The bigger problem is the wage increase does not solve the root issue. Sustainably higher wages come from one thing: skill development. Entry level software developers get multiples of the minimum wage because their skills are rare. But for the low skilled, there is one proven way to get valuable skills: a first job. By reducing the number of first jobs we cut off the career ladder for a ton of folks.

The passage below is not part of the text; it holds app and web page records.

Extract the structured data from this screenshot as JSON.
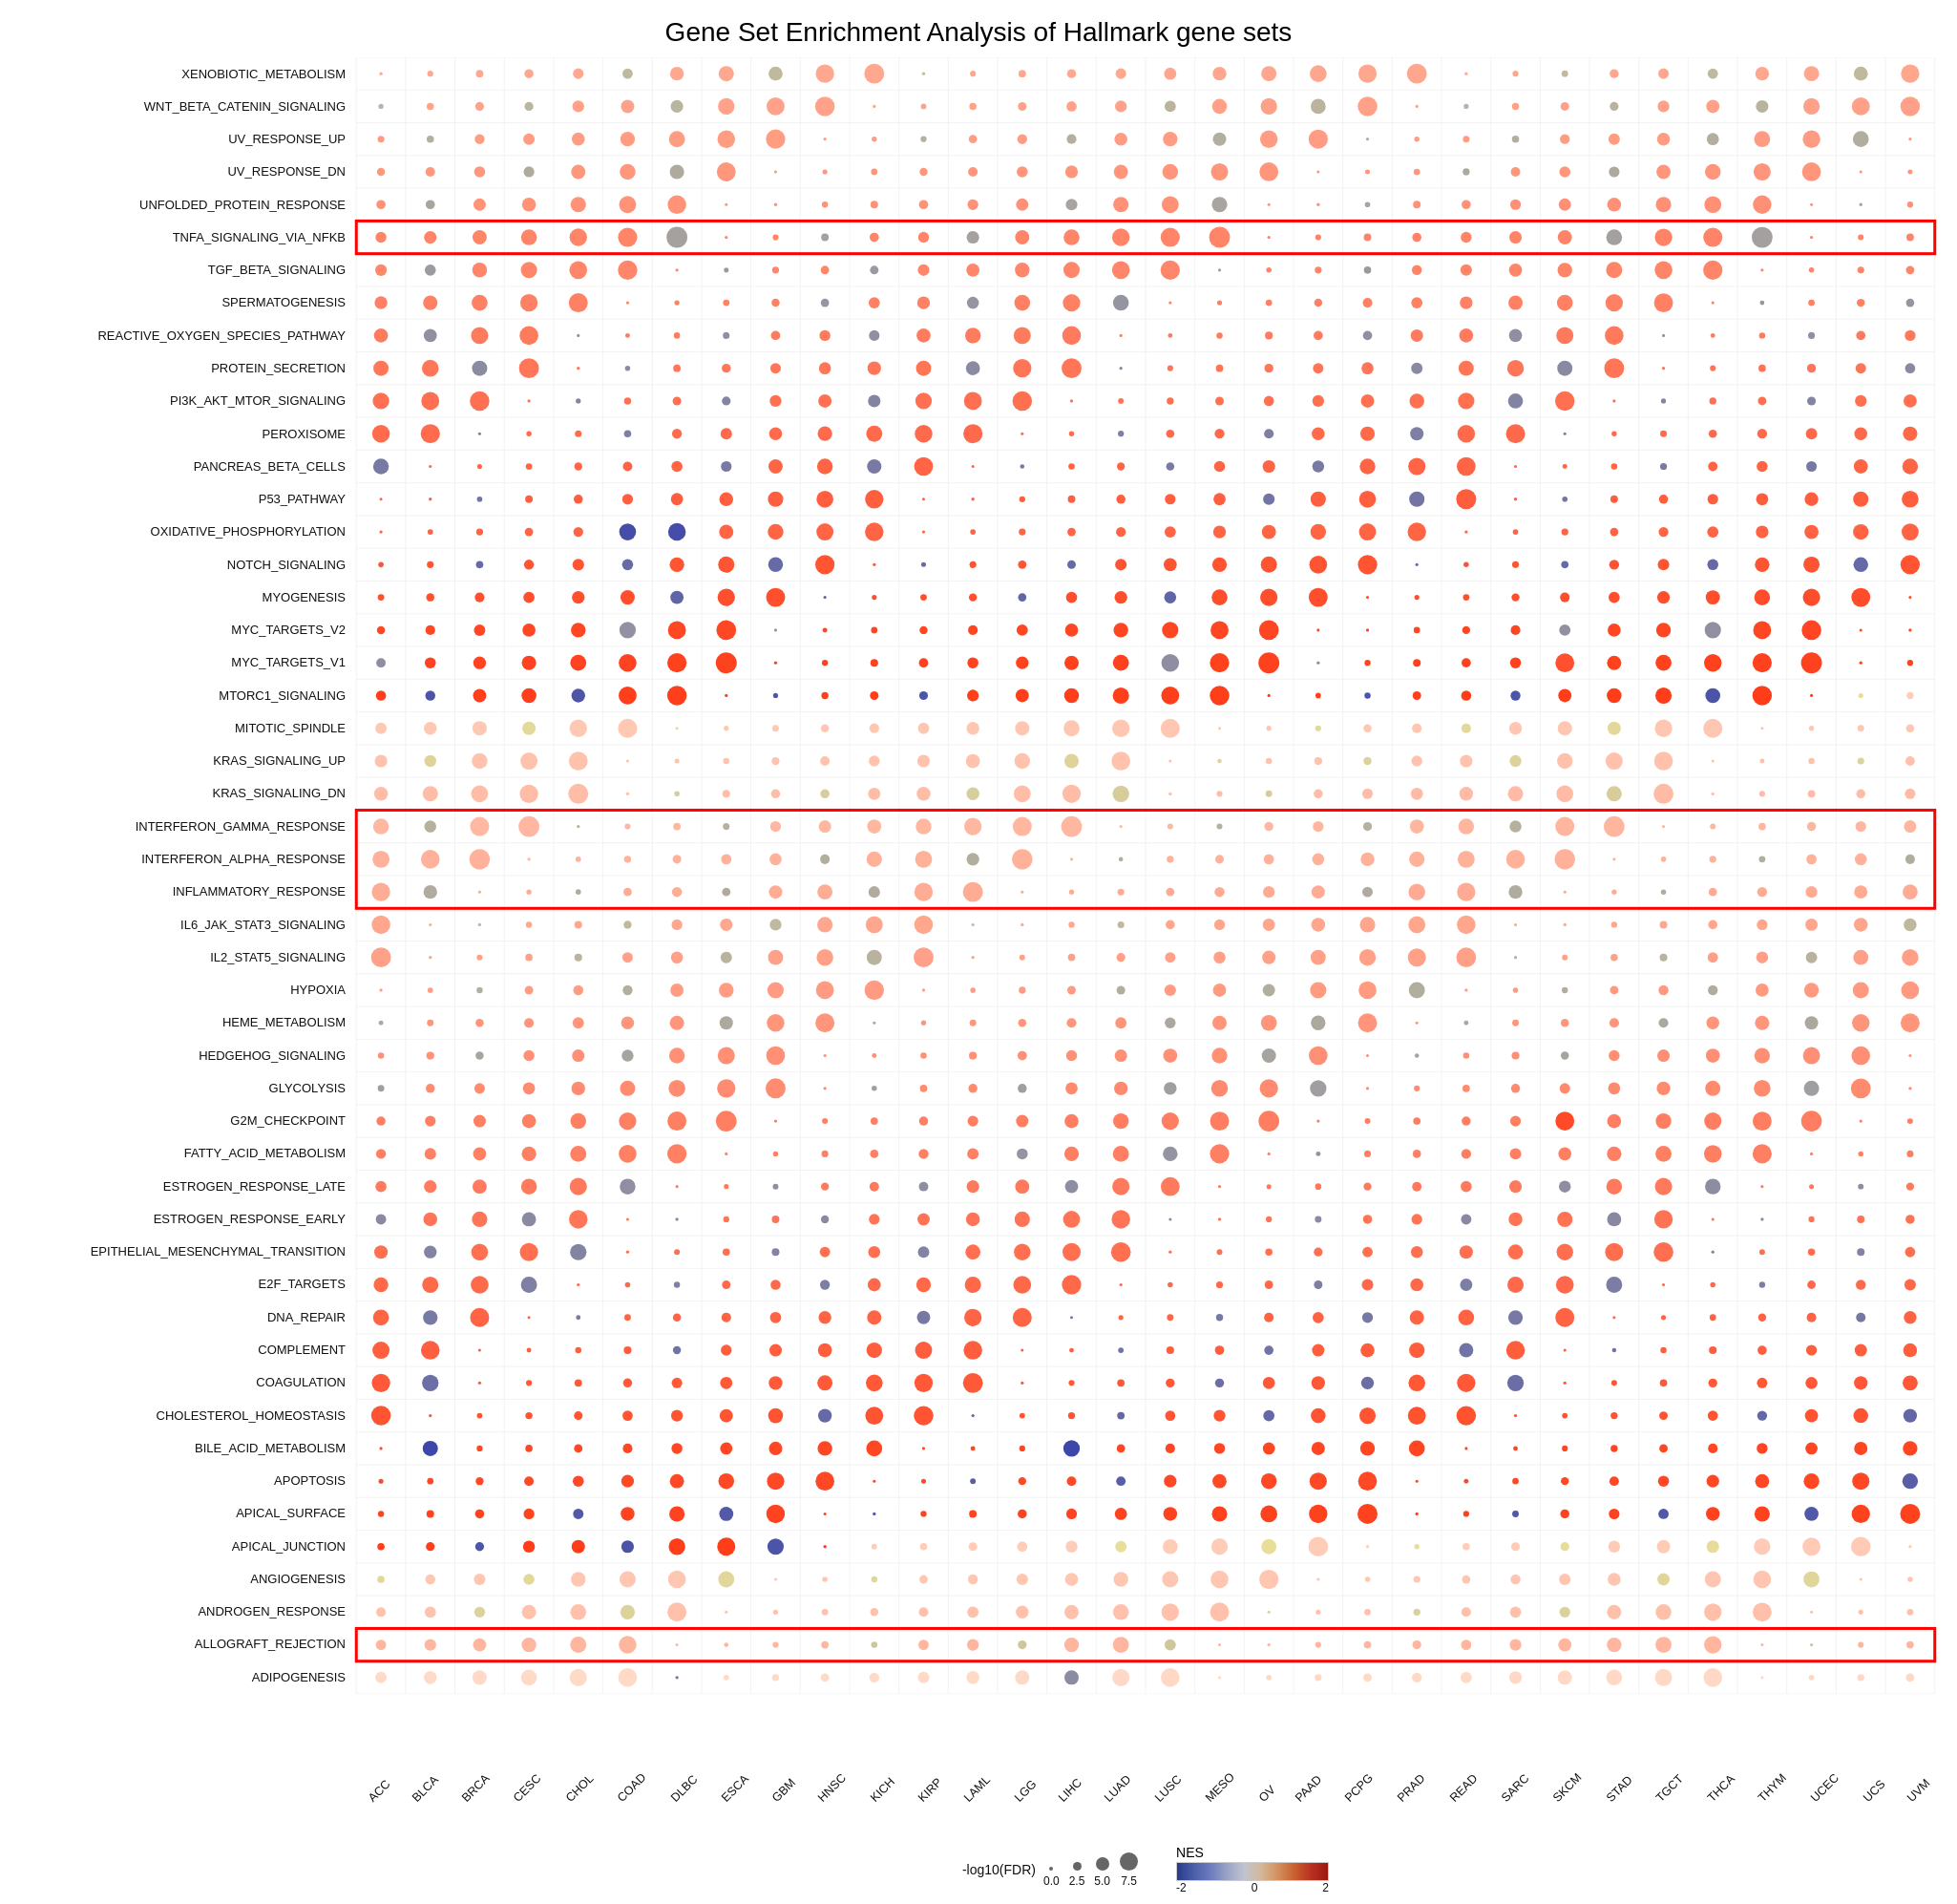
{
  "title": "Gene Set Enrichment Analysis of Hallmark gene sets",
  "yLabels": [
    "XENOBIOTIC_METABOLISM",
    "WNT_BETA_CATENIN_SIGNALING",
    "UV_RESPONSE_UP",
    "UV_RESPONSE_DN",
    "UNFOLDED_PROTEIN_RESPONSE",
    "TNFA_SIGNALING_VIA_NFKB",
    "TGF_BETA_SIGNALING",
    "SPERMATOGENESIS",
    "REACTIVE_OXYGEN_SPECIES_PATHWAY",
    "PROTEIN_SECRETION",
    "PI3K_AKT_MTOR_SIGNALING",
    "PEROXISOME",
    "PANCREAS_BETA_CELLS",
    "P53_PATHWAY",
    "OXIDATIVE_PHOSPHORYLATION",
    "NOTCH_SIGNALING",
    "MYOGENESIS",
    "MYC_TARGETS_V2",
    "MYC_TARGETS_V1",
    "MTORC1_SIGNALING",
    "MITOTIC_SPINDLE",
    "KRAS_SIGNALING_UP",
    "KRAS_SIGNALING_DN",
    "INTERFERON_GAMMA_RESPONSE",
    "INTERFERON_ALPHA_RESPONSE",
    "INFLAMMATORY_RESPONSE",
    "IL6_JAK_STAT3_SIGNALING",
    "IL2_STAT5_SIGNALING",
    "HYPOXIA",
    "HEME_METABOLISM",
    "HEDGEHOG_SIGNALING",
    "GLYCOLYSIS",
    "G2M_CHECKPOINT",
    "FATTY_ACID_METABOLISM",
    "ESTROGEN_RESPONSE_LATE",
    "ESTROGEN_RESPONSE_EARLY",
    "EPITHELIAL_MESENCHYMAL_TRANSITION",
    "E2F_TARGETS",
    "DNA_REPAIR",
    "COMPLEMENT",
    "COAGULATION",
    "CHOLESTEROL_HOMEOSTASIS",
    "BILE_ACID_METABOLISM",
    "APOPTOSIS",
    "APICAL_SURFACE",
    "APICAL_JUNCTION",
    "ANGIOGENESIS",
    "ANDROGEN_RESPONSE",
    "ALLOGRAFT_REJECTION",
    "ADIPOGENESIS"
  ],
  "xLabels": [
    "ACC",
    "BLCA",
    "BRCA",
    "CESC",
    "CHOL",
    "COAD",
    "DLBC",
    "ESCA",
    "GBM",
    "HNSC",
    "KICH",
    "KIRP",
    "LAML",
    "LGG",
    "LIHC",
    "LUAD",
    "LUSC",
    "MESO",
    "OV",
    "PAAD",
    "PCPG",
    "PRAD",
    "READ",
    "SARC",
    "SKCM",
    "STAD",
    "TGCT",
    "THCA",
    "THYM",
    "UCEC",
    "UCS",
    "UVM"
  ],
  "legend": {
    "sizeTitle": "-log10(FDR)",
    "sizeItems": [
      {
        "label": "0.0",
        "size": 4
      },
      {
        "label": "2.5",
        "size": 9
      },
      {
        "label": "5.0",
        "size": 14
      },
      {
        "label": "7.5",
        "size": 19
      }
    ],
    "nesTitle": "NES",
    "nesMin": "-2",
    "nesMid": "0",
    "nesMax": "2"
  },
  "redBoxRows": [
    5,
    23,
    24,
    25,
    48
  ],
  "colors": {
    "accent": "red"
  }
}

Think about an economy with only two companies. Company A has lots of employees and they all make $15/hour. They have reliable work but there is no path to make more - no career in sight. Gig work comes to mind. Company B offers starting pay of $12/hour but presents multiple paths to build skills for promotion that pays $20/hour and more as you progress. Yes, they could also start at $15 but the data proves there will be fewer roles. At my time at Rackspace we often saw passionate high school graduates learn on the job and progress to senior system administrators making six figures. The starting wage just tells such a small part of the story.
This is the real world. The best way to get a job you really want is to take some steps along the way. Experience matters. A track record of reliability and responsibility leads to more of it - and a bigger wage.
We lack a clear metric to measure this kind of labor mobility. We need companies that create jobs but more importantly build skills and create career paths. How do we identify, praise and create more high labor mobility companies? Maybe the right metric to judge companies on should be the wage at 3 years of tenure. Did you help someone grow to earn more? If you work at Uber not much will change in that time. This lack of dynamism is the real problem with gig jobs - they are not career jobs (and most people don’t think of them that way anyway).
Entry jobs are the on-ramp to a career. How do we widen that ramp, not narrow it?
I wrote a whole post on a Jobs First Economy. This approach is all about building human capital. Cutting off the workplace is no way to do it. We can even have the $15 minimum in a smarter way. Let’s just use the earned income tax credit to ensure $15/hr pay. It has the same effect but removes the disincentive to hire. Why isn’t this solution on the table? (likely because it would be a big handout to rural, red states).
We need a whole raft of policies to widen the career on ramp and foster skill development in our workers. How else can we do it?
Destroy the vast majority of state licensing requirements meant to crowd out new entrants to these high earning careers.
Remove costly regulations (ahem, GDPR) that give big companies a huge advantage and have led to the lowest business formation in decades. Small businesses create jobs.
Destroy restrictive zoning that drives housing prices and keeps entry level people from being able to afford living where the opportunity exists - our big cities.
Incent and reward the creation of employer driven training and certifications for pre-employees as a counter to the college path. Google is showing the way here.
Engage in a little mercantilist policy and get more factories back in the US.
Government grants for internships to help more people get experience and a start on their resume. The private sector has done this in a variety of places including San Antonio.
Infrastructure anyone? Yes, the next bill to be debated is a jobs filled building booms - but let’s get it going asap.
I am sure there are hundreds more ideas. But, policy focused on first opportunities and building skills is how we get better outcomes that will last. We need to get laser focused on it. Raising the minimum wage feels good and will help some in the short term, but fixing the core problem is going to take more nuanced conversation. Once again, we don’t seem capable of digging that deep.